Nature communications
2022; 13 (1): 3773
Abstract
Trace metals have been an important ingredient for life throughout Earth's history. Here, we describe the genome-guided cultivation of a member of the elusive archaeal lineage Caldarchaeales (syn. Aigarchaeota), Wolframiiraptor gerlachensis, and its growth dependence on tungsten. A metagenome-assembled genome (MAG) of W. gerlachensis encodes putative tungsten membrane transport systems, as well as pathways for anaerobic oxidation of sugars probably mediated by tungsten-dependent ferredoxin oxidoreductases that are expressed during growth. Catalyzed reporter deposition-fluorescence in-situ hybridization (CARD-FISH) and nanoscale secondary ion mass spectrometry (nanoSIMS) show that W. gerlachensis preferentially assimilates xylose.
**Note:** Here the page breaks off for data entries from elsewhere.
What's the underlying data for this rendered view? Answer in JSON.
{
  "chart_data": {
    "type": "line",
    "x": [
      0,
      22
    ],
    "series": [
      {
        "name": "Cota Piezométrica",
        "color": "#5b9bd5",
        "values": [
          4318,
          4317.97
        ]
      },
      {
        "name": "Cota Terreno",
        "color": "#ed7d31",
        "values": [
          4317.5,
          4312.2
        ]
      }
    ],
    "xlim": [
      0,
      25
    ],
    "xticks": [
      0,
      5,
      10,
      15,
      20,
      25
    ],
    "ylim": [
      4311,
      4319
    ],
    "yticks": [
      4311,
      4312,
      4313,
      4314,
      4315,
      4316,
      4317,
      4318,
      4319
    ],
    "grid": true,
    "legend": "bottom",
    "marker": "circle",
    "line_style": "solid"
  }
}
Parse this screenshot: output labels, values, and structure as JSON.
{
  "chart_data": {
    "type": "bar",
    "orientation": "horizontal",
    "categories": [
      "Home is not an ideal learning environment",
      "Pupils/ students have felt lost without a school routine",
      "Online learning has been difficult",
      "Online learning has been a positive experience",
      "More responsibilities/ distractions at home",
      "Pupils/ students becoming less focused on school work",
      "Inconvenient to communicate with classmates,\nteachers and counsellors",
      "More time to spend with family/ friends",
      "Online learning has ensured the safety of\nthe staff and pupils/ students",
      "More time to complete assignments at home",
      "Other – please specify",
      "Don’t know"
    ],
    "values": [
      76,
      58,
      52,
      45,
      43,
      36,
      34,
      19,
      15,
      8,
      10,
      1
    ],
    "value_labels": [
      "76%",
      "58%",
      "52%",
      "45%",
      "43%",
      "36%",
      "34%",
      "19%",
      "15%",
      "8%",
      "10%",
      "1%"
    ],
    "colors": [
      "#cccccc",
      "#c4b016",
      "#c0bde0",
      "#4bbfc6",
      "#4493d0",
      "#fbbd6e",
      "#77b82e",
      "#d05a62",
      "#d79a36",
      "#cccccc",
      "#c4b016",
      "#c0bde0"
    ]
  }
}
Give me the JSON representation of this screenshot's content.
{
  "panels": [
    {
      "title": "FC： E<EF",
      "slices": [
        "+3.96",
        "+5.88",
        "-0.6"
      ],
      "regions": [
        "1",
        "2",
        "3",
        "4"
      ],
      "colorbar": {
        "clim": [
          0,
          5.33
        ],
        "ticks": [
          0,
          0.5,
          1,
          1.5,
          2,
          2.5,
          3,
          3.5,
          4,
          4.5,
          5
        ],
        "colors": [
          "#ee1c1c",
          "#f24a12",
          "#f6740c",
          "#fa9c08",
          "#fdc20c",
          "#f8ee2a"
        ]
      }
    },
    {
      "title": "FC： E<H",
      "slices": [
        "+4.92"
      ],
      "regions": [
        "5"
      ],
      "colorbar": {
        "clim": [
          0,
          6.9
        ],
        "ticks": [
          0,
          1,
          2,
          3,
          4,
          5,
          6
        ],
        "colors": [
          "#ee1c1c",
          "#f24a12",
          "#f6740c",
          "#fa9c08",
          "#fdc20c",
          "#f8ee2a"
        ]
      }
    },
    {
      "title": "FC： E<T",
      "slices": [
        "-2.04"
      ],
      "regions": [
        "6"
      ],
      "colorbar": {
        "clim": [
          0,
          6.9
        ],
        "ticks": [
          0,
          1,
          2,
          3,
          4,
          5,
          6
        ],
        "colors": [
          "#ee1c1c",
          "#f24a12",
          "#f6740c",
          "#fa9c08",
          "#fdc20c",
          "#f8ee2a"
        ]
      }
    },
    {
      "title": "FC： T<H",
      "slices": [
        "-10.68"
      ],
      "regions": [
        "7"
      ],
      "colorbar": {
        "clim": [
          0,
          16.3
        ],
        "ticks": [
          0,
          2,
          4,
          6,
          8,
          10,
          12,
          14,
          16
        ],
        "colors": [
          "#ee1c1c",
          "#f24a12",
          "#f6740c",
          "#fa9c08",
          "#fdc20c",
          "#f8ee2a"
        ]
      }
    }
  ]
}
Phylogenetic analyses of 78 high-quality Wolframiiraptoraceae MAGs from terrestrial and marine hydrothermal systems suggest that tungsten-associated enzymes were present in the last common ancestor of extant Wolframiiraptoraceae. Our observations imply a crucial role for tungsten-dependent metabolism in the origin and evolution of this lineage, and hint at a relic metabolic dependence on this trace metal in early anaerobic thermophiles.